Question

Activity of a radioactive element is ${10^3}\,dps$. Its half-life is $1\,\sec $. After $3\,\sec $, its activity will be: (dps = decay per second)
(A) $1000\,dps$
(B) $250\,dps$
(C) $125\,dps$
(D) None of these

Answer 1

Hint: The final activity of the radioactive material can be determined by the using the formula of the activity of the radioactive material. The activity of the radioactive material gives the relation between the activity and the time of the decay.

Formula used:
The activity of the radioactive material is given by,
$A = \dfrac{{{A_0}}}{{{2^n}}}$
Where, $A$ is the final activity of the radioactive material, ${A_0}$ is the initial activity of the radioactive material and $n$ is the time taken for the decay.
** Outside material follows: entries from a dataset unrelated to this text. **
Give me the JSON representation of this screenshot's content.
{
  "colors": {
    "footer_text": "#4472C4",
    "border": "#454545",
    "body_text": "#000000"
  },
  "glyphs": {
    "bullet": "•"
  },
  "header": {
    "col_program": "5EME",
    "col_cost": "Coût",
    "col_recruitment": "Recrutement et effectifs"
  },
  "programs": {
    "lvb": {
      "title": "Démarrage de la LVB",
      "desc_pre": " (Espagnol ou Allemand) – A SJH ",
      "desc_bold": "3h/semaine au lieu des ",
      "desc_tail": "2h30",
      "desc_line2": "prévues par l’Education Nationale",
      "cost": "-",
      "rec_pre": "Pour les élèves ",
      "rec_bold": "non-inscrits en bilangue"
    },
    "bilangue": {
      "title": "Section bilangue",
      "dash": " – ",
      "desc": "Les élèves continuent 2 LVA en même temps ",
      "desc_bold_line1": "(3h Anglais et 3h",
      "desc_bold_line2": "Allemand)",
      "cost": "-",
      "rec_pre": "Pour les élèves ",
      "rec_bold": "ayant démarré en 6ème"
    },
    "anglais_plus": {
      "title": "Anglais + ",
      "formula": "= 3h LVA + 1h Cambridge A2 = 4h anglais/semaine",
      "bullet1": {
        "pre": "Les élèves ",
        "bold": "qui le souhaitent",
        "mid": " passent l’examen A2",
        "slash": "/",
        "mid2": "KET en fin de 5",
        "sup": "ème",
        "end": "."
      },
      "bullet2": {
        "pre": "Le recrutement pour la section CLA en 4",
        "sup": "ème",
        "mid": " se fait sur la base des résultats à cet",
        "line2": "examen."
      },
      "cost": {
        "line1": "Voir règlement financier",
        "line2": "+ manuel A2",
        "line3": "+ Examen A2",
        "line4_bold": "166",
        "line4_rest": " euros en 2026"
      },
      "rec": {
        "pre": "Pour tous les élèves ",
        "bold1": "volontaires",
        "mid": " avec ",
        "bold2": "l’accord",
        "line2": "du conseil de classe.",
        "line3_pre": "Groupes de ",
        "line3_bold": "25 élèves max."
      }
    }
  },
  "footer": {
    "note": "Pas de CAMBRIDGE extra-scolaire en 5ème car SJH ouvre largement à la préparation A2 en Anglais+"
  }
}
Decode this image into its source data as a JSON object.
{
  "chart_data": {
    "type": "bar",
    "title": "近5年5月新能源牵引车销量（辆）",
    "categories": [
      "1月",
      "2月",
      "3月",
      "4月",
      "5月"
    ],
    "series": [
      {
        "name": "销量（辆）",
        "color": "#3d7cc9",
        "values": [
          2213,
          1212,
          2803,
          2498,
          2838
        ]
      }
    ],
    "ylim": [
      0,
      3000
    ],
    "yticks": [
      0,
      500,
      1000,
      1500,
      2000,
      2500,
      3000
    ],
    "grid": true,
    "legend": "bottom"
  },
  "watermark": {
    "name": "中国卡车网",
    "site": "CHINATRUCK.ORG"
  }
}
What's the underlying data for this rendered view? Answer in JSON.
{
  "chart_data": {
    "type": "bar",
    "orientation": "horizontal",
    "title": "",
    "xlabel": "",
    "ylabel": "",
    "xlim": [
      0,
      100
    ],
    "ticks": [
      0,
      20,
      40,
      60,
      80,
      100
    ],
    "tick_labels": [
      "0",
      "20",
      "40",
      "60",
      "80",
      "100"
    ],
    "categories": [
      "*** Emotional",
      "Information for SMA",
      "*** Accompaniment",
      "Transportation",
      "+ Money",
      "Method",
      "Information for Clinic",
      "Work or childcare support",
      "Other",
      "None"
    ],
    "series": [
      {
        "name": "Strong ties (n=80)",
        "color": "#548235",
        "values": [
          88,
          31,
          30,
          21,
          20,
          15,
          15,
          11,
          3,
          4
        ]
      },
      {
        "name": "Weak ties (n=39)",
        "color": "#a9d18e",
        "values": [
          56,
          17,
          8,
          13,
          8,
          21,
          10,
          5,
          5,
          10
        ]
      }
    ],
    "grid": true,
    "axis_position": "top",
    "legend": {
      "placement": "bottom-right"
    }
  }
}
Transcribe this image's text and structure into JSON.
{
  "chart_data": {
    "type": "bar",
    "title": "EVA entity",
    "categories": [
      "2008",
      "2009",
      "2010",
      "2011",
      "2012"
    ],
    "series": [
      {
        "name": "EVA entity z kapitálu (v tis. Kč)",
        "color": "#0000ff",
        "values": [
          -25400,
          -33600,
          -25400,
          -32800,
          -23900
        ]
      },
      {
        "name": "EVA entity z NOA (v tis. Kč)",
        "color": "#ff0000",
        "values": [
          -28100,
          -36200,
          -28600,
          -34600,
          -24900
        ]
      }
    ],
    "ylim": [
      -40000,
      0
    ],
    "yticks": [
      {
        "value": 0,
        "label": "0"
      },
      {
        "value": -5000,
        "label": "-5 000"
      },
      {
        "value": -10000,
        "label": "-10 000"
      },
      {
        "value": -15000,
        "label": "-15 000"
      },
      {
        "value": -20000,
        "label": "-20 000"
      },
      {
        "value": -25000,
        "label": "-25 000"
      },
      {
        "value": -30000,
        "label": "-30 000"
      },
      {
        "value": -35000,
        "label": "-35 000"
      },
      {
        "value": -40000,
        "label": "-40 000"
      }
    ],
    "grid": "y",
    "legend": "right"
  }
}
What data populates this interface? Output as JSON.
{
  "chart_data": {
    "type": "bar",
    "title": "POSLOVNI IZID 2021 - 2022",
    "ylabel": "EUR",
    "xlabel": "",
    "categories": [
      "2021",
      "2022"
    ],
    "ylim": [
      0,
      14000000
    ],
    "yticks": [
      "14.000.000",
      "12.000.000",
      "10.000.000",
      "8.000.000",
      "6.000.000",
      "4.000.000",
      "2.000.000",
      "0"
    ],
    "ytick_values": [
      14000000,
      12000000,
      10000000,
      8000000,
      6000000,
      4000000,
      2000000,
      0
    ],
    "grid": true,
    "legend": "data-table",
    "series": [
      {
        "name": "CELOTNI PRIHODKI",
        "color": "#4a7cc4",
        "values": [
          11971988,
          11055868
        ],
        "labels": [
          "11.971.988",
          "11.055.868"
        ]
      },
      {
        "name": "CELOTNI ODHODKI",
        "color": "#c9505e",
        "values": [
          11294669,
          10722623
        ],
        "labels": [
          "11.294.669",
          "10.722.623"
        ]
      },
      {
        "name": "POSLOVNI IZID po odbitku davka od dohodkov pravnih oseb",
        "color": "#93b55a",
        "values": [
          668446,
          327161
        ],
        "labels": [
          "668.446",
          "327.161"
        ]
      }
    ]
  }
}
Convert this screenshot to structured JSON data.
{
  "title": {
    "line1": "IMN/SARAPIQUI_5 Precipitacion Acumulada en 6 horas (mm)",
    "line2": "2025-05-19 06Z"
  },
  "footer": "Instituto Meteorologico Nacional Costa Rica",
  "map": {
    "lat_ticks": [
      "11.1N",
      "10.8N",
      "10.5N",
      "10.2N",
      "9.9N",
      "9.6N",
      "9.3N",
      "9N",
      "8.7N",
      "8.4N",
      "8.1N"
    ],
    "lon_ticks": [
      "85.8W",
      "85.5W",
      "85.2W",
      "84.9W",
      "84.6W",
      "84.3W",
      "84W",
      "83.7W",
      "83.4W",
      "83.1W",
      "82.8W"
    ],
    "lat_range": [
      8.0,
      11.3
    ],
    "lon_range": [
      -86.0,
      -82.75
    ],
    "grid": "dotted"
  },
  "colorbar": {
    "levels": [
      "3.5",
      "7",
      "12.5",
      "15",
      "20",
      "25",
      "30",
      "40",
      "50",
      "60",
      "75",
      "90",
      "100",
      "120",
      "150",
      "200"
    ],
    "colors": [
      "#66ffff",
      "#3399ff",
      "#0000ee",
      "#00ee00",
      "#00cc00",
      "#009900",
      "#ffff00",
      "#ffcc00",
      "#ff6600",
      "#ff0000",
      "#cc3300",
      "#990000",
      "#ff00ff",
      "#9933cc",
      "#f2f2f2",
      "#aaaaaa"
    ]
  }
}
Complete step by step solution:
Given that,
The initial activity of the radioactive material is, ${A_0} = {10^3}$,
The time taken for the decay, $t = 3\,\sec $.
Now,
The activity of the radioactive material is given by,
$A = \dfrac{{{A_0}}}{{{2^n}}}\,....................\left( 1 \right)$
By substituting the initial activity of the radioactive material and the time taken for the decay in the above equation (1), then the above equation (1) is written as,
\[A = \dfrac{{{{10}^3}}}{{{2^3}}}\]
By taking the cube on the both numerator and the denominator in the above equation, then the above equation is written as,
\[A = \dfrac{{1000}}{8}\]
By dividing the terms in the above equation, then the above equation is written as,
$A = 125\,dps$

Hence, the option (C) is the correct answer.

Note: The final activity of the radioactive material is directly proportional to the initial activity of the radioactive material and inversely proportional to the time of the decay. The initial activity of the radioactive material increases, the final activity of the radioactive material also increases.

Alternate method
The formula for finding the radioactivity is,
$A = {A_0}{e^{ - \lambda T}}$
Where, $A$ is the final activity of the radioactive material, ${A_0}$ is the initial activity of the radioactive material and $T$ is the time taken for the decay.
By using this formula also, the solution can be determined.